Safety and efficacy of first-line dacomitinib in Japanese patients with advanced non-small cell lung cancer.

机构信息

Department of Thoracic Medical Oncology, The Cancer Institute Hospital, Japanese Foundation for Cancer Research, Tokyo, Japan.

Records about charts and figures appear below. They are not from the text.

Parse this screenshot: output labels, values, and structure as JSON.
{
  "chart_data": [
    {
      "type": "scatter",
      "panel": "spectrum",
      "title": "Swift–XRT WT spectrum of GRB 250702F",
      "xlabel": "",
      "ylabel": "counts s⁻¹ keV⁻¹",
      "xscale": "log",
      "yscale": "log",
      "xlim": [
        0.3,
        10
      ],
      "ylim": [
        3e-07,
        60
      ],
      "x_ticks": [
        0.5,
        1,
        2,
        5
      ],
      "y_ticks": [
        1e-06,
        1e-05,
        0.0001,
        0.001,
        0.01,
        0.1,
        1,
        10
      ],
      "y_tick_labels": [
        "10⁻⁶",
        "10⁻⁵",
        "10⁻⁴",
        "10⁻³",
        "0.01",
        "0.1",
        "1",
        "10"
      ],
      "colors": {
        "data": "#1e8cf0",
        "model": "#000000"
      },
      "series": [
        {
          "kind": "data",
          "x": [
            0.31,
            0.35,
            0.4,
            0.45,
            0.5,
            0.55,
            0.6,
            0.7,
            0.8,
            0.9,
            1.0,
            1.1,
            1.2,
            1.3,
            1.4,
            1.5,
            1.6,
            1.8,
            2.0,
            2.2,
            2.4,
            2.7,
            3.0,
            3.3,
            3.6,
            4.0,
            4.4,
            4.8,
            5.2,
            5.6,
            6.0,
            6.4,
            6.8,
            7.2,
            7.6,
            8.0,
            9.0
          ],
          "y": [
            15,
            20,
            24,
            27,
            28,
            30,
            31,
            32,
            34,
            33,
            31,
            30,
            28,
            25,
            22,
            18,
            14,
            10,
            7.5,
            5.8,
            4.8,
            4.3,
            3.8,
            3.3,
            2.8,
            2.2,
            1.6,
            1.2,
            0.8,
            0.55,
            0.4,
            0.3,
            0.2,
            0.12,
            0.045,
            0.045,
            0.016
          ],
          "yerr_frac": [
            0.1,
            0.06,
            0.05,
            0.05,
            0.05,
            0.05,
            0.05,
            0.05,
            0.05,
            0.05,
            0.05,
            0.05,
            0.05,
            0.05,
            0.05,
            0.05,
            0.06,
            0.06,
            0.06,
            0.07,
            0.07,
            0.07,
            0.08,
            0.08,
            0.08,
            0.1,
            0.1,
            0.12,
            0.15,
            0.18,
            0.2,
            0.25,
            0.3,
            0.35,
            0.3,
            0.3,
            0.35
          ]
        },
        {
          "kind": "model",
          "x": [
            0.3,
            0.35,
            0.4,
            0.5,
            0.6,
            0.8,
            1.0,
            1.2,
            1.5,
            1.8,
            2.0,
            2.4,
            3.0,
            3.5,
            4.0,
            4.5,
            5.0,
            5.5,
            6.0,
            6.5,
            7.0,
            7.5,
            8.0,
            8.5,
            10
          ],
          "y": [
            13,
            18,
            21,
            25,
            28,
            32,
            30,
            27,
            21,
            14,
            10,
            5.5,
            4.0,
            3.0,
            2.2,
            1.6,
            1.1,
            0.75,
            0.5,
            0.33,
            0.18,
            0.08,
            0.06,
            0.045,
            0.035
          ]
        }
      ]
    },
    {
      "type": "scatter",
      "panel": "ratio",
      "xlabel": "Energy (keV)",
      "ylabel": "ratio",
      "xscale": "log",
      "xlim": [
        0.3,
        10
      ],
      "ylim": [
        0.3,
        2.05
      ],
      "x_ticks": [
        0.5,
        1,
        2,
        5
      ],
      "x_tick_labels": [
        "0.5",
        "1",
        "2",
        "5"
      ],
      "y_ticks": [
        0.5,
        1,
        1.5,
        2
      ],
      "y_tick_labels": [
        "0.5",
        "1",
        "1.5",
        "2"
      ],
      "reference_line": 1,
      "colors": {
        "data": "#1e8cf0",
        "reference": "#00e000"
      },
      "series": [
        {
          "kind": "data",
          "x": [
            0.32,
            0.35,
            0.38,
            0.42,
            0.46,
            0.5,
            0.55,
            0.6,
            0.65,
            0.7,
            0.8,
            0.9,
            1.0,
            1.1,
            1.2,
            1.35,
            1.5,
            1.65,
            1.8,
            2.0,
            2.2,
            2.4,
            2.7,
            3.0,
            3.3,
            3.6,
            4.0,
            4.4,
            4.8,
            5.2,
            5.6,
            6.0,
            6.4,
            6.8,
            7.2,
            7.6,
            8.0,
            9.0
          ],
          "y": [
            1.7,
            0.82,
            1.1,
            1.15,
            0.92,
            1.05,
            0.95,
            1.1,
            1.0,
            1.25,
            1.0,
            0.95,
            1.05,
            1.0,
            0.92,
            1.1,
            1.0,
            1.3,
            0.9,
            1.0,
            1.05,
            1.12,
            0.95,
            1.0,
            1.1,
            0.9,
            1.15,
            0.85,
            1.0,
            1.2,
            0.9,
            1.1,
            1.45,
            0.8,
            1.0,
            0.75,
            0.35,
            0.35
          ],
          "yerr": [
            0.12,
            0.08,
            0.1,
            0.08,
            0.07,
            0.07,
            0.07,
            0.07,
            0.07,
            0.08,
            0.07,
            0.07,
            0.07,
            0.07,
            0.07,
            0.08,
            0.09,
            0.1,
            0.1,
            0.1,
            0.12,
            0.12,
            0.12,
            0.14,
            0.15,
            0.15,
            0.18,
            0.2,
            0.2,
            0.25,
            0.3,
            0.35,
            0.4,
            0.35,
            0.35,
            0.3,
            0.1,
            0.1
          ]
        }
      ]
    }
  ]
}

Department of Thoracic Oncology, Kanagawa Cancer Center, Kanagawa, Japan.

出版信息

Cancer Sci. 2020 May;111(5):1724-1738. doi: 10.1111/cas.14384. Epub 2020 Apr 14.

Abstract

In a subgroup of Japanese patients in the ARCHER 1050 randomized phase 3 trial, we evaluated the efficacy and safety and determined the effects of dose modifications on adverse events (AE) and therapy management of first-line oral dacomitinib 45 mg compared with oral gefitinib 250 mg, each once daily in 28-d cycles, in patients with EGFR-activating mutation-positive (EGFR-positive; exon 19 deletion or exon 21 L858R substitution mutations) advanced non-small cell lung cancer (NSCLC). The primary endpoint was progression-free survival (PFS; RECIST, version 1.1, by blinded independent review). In 81 Japanese patients (40 dacomitinib, 41 gefitinib), PFS was longer with dacomitinib compared with gefitinib (hazard ratio [HR], 0.544 [95% confidence interval {CI}, 0.307-0.961]; 2-sided P = .0327; median 18.2 for dacomitinib [95% CI, 11.0-31.3] mo, 9.3 [95% CI, 7.4-14.7] mo for gefitinib). The most common Grade 3 AEs were dermatitis acneiform with dacomitinib (27.5%) and increased alanine aminotransferase with gefitinib (12.2%). A higher proportion of patients receiving dacomitinib (85.0%) compared with gefitinib (24.4%) had AEs leading to dose reduction. Incidence and severity of diarrhea, dermatitis acneiform, stomatitis and paronychia were generally reduced after dacomitinib dose reductions and dacomitinib treatment duration was generally longer in patients with a dose reduction in comparison with those without a dose reduction. Our results confirmed the efficacy and safety of first-line dacomitinib in Japanese patients with EGFR-positive advanced NSCLC.

摘要

在 ARCHER 1050 随机 3 期临床试验的日本亚组患者中,我们评估了疗效和安全性,并确定了剂量调整对不良事件(AE)的影响和一线口服达可替尼 45mg 与口服吉非替尼 250mg 的治疗管理,每个周期 28 天,每天一次,用于治疗表皮生长因子受体(EGFR)激活突变阳性(EGFR 阳性;外显子 19 缺失或外显子 21 L858R 取代突变)晚期非小细胞肺癌(NSCLC)患者。主要终点是无进展生存期(PFS;RECIST,版本 1.1,由盲法独立审查)。在 81 例日本患者(40 例达可替尼,41 例吉非替尼)中,达可替尼的 PFS 长于吉非替尼(风险比[HR],0.544[95%置信区间{CI},0.307-0.961];双侧 P = 0.0327;达可替尼的中位 PFS 为 18.2 个月[95%CI,11.0-31.3],吉非替尼为 9.3 个月[95%CI,7.4-14.7])。最常见的 3 级 AE 是达可替尼的痤疮样皮炎(27.5%)和吉非替尼的丙氨酸氨基转移酶升高(12.2%)。接受达可替尼治疗的患者(85.0%)比接受吉非替尼治疗的患者(24.4%)中,因 AE 导致剂量减少的比例更高。达可替尼剂量减少后,腹泻、痤疮样皮炎、口腔炎和甲周炎的发生率和严重程度通常降低,与未减少剂量的患者相比,减少剂量的患者的达可替尼治疗持续时间通常更长。我们的结果证实了一线达可替尼在日本 EGFR 阳性晚期 NSCLC 患者中的疗效和安全性。